I will provide snack the first week of school - after that, I'll make up a list and will let you know the schedule soon.
With our increased emphasis on becoming a healthier school, it is more important than ever to educate our children about the importance of putting good things in their bodies. A great way to do this is to have your children be more involved in the planning, shopping and simple preparation of the snacks they bring in to share.
I would prefer most, if not all, of the snacks to be fruits and vegetables. Most children simply do not get the recommended servings per day, and this is an easy way to encourage this.

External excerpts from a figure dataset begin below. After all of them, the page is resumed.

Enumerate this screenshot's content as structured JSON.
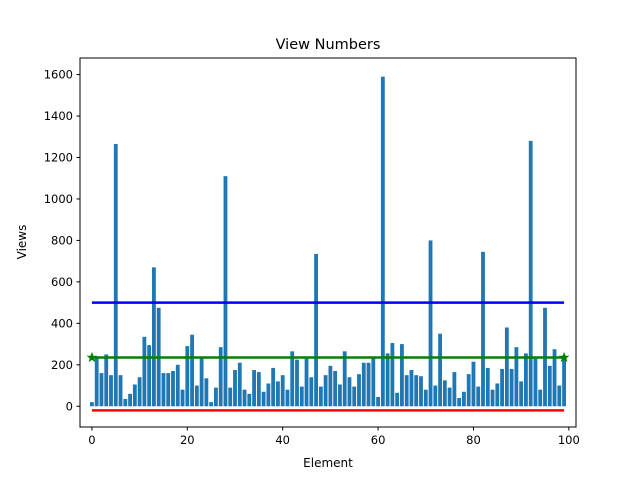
{
  "chart_data": {
    "type": "bar",
    "title": "View Numbers",
    "xlabel": "Element",
    "ylabel": "Views",
    "xlim": [
      -2.5,
      101.5
    ],
    "ylim": [
      -100,
      1680
    ],
    "x_ticks": [
      0,
      20,
      40,
      60,
      80,
      100
    ],
    "y_ticks": [
      0,
      200,
      400,
      600,
      800,
      1000,
      1200,
      1400,
      1600
    ],
    "x_tick_labels": [
      "0",
      "20",
      "40",
      "60",
      "80",
      "100"
    ],
    "y_tick_labels": [
      "0",
      "200",
      "400",
      "600",
      "800",
      "1000",
      "1200",
      "1400",
      "1600"
    ],
    "grid": false,
    "legend": null,
    "bar_color": "#1f77b4",
    "series": [
      {
        "name": "views",
        "x": [
          0,
          1,
          2,
          3,
          4,
          5,
          6,
          7,
          8,
          9,
          10,
          11,
          12,
          13,
          14,
          15,
          16,
          17,
          18,
          19,
          20,
          21,
          22,
          23,
          24,
          25,
          26,
          27,
          28,
          29,
          30,
          31,
          32,
          33,
          34,
          35,
          36,
          37,
          38,
          39,
          40,
          41,
          42,
          43,
          44,
          45,
          46,
          47,
          48,
          49,
          50,
          51,
          52,
          53,
          54,
          55,
          56,
          57,
          58,
          59,
          60,
          61,
          62,
          63,
          64,
          65,
          66,
          67,
          68,
          69,
          70,
          71,
          72,
          73,
          74,
          75,
          76,
          77,
          78,
          79,
          80,
          81,
          82,
          83,
          84,
          85,
          86,
          87,
          88,
          89,
          90,
          91,
          92,
          93,
          94,
          95,
          96,
          97,
          98,
          99
        ],
        "values": [
          20,
          240,
          160,
          250,
          150,
          1265,
          150,
          35,
          60,
          105,
          140,
          335,
          295,
          670,
          475,
          160,
          160,
          170,
          200,
          80,
          290,
          345,
          100,
          240,
          135,
          20,
          90,
          285,
          1110,
          90,
          175,
          210,
          80,
          60,
          175,
          165,
          70,
          110,
          185,
          120,
          150,
          80,
          265,
          225,
          95,
          230,
          140,
          735,
          95,
          150,
          195,
          170,
          105,
          265,
          140,
          95,
          155,
          210,
          210,
          240,
          45,
          1590,
          255,
          305,
          65,
          300,
          150,
          175,
          150,
          145,
          80,
          800,
          100,
          350,
          125,
          90,
          165,
          40,
          70,
          155,
          215,
          95,
          745,
          185,
          80,
          110,
          180,
          380,
          180,
          285,
          120,
          255,
          1280,
          230,
          80,
          475,
          195,
          275,
          100,
          240
        ]
      }
    ],
    "reference_lines": [
      {
        "name": "blue-line",
        "y": 500,
        "x_range": [
          0,
          99
        ],
        "color": "#0000ff",
        "marker": null
      },
      {
        "name": "green-line",
        "y": 235,
        "x_range": [
          0,
          99
        ],
        "color": "#008000",
        "marker": "star"
      },
      {
        "name": "red-line",
        "y": -20,
        "x_range": [
          0,
          99
        ],
        "color": "#ff0000",
        "marker": null
      }
    ]
  }
}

Also, with fruits and vegetables, we don't have to worry about hidden transfats, unnecessary additives, or sneaky nut contamination (remember, we are a nut-free school!). Several children in our class have severe allergies. Again, with fruits and vegetables, we just don't have to worry about unintentionally making someone ill.
Here are some suggestions:
berries, bananas, apples, grapes, melon chunks, kiwis, clementines, oranges, etc.
frozen fruits are a nice change of pace - frozen grapes, frozen berries, frozen fruit bars (no sugar added)
dried fruits, like apricots and raisins
carrot sticks, celery, cucumbers, broccoli, red and green pepper strips, edamame
Besides fruits and vegetables, big containers of natural yogurt are great (please, no Gogurts), as is low-fat string cheese. Plain popcorn (we have an air popper), rice crackers and pretzels are a nice occasional treat.
So, a typical week's snack bag may look like this:
a dozen large bananas, 15 small apples, 15 clementines, 3 big bunches of grapes, carrot and celery sticks with sunbutter, small cucumbers, 15 raisin boxes, bell pepper strips, 15 string cheeses, and a bag of popcorn kernels.